The dawn of the #MeToo moment found me inspired. Months later, I confess I’m getting tired. Tired of repeating myself in this debate over what to do with all of these creepy men, everywhere, and tired of telling even the good men what it is they need to do—and not do—and whether, in fact, they have already done it and are about to get caught. I am tired of being expected to grapple with ancient arguments like those in Stephen Marche’s New York Times op-ed “The Unexamined Brutality of the Male Libido,” as though he invented the claim that violence is intrinsic to men’s sexuality. That’s the self-serving foundation of patriarchy, doofus. We are supposed to civilize you animals: men. But we’re all animals, expected to restrain much more than just our animal sexual urges, and most of us do it reasonably well. Why is this an excuse? Also: isn’t the goal of sexual intimacy to negotiate what sex means to us, anyway?
Also: I’m done trying to civilize lazy men like you. I’m calling in sick from now on. I’m also sick of debating the proper consequences for these disappointing men. Should House of Cards or Transparent or the future oeuvre of Louis C.K. die for Kevin Spacey or Jeffrey Tambor or C.K.’s sexual sins? I don’t care. Wake me when it’s over.
You know what I’m not tired of? The suddenly obvious issues I don’t even have time to examine. Like the infrastructure of oppression that’s come into sharp focus this year. I’m staggered by the way this ugly patriarchal culture has shaped, or misshaped, women’s lives. We can suddenly see clearly all the time and energy that we spend fending off gross come-ons, and much worse. And we can imagine, if we dare, what our lives might have been like if we could have put all that energy into our art, our work, our friends and families. I feel like I’ve lived my life in rooms where the ceilings are so low that I can’t stand up. I want to stand up. And I want to know the stories of the women who left the fields of acting, directing, journalism because of this abuse.

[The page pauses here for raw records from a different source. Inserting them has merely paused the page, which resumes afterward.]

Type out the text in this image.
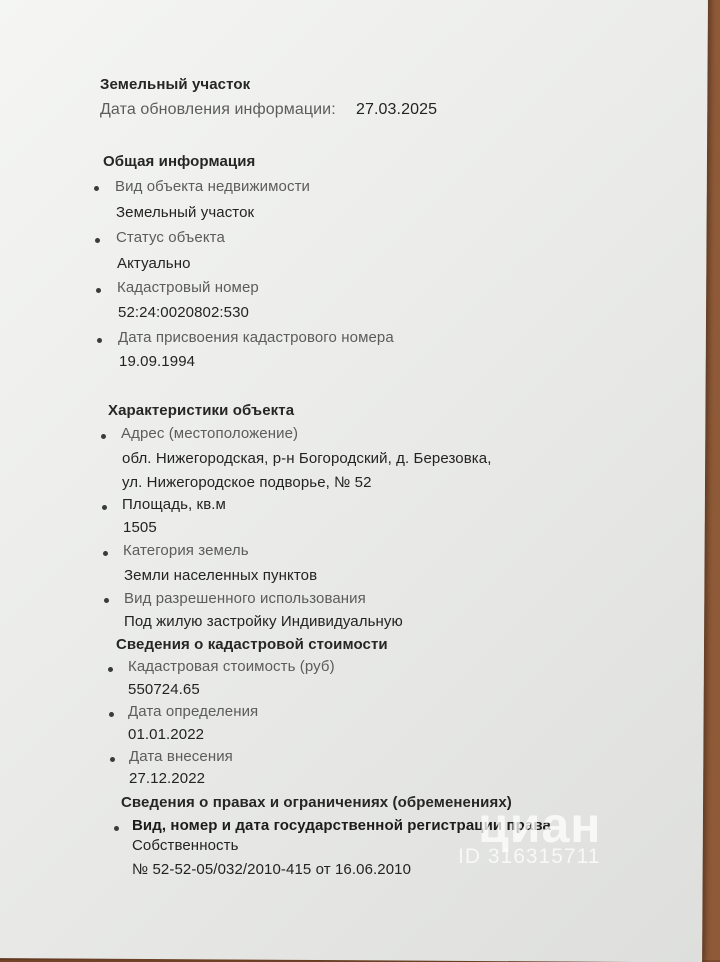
Земельный участок
Дата обновления информации: 27.03.2025
Общая информация
Вид объекта недвижимости
Земельный участок
Статус объекта
Актуально
Кадастровый номер
52:24:0020802:530
Дата присвоения кадастрового номера
19.09.1994
Характеристики объекта
Адрес (местоположение)
обл. Нижегородская, р-н Богородский, д. Березовка,
ул. Нижегородское подворье, № 52
Площадь, кв.м
1505
Категория земель
Земли населенных пунктов
Вид разрешенного использования
Под жилую застройку Индивидуальную
Сведения о кадастровой стоимости
Кадастровая стоимость (руб)
550724.65
Дата определения
01.01.2022
Дата внесения
27.12.2022
Сведения о правах и ограничениях (обременениях)
Вид, номер и дата государственной регистрации права
Собственность
№ 52-52-05/032/2010-415 от 16.06.2010
циан
ID 316315711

I also want to understand how a cadre of male journalists now accused of some kind of sexual abuse distorted the historic presidential candidacy of Hillary Clinton—who lost to pussy grabber in chief Donald Trump. From the mediocre Mark Halperin, the tedious chin-stroker Charlie Rose (if only he kept his hands on his chin), NBC’s irritating Matt Lauer, who nuked Clinton at the commander-in-chief forum; to the left-wingers now charged with abuse like The Young Turks’ Jordan Chariton; and let’s not forget the late Roger Ailes, creator of Fox News, or his mentee Bill O’Reilly. All of these men, over the years, helped create the stereotype of Clinton as a lying, hectoring, sexless harpie, which her serially adulterous, sexually abusive opponent rode to victory. I’m indebted to Rebecca Traister for first pointing this out. Now it’s impossible to unsee, and I want to understand how it worked.
So I’m checking out of the debate, at least temporarily, over consequences for these men, and over what they need to learn. I’m more focused right now on what women need to learn, and I don’t want to give that up to help men. Or even to help punish them.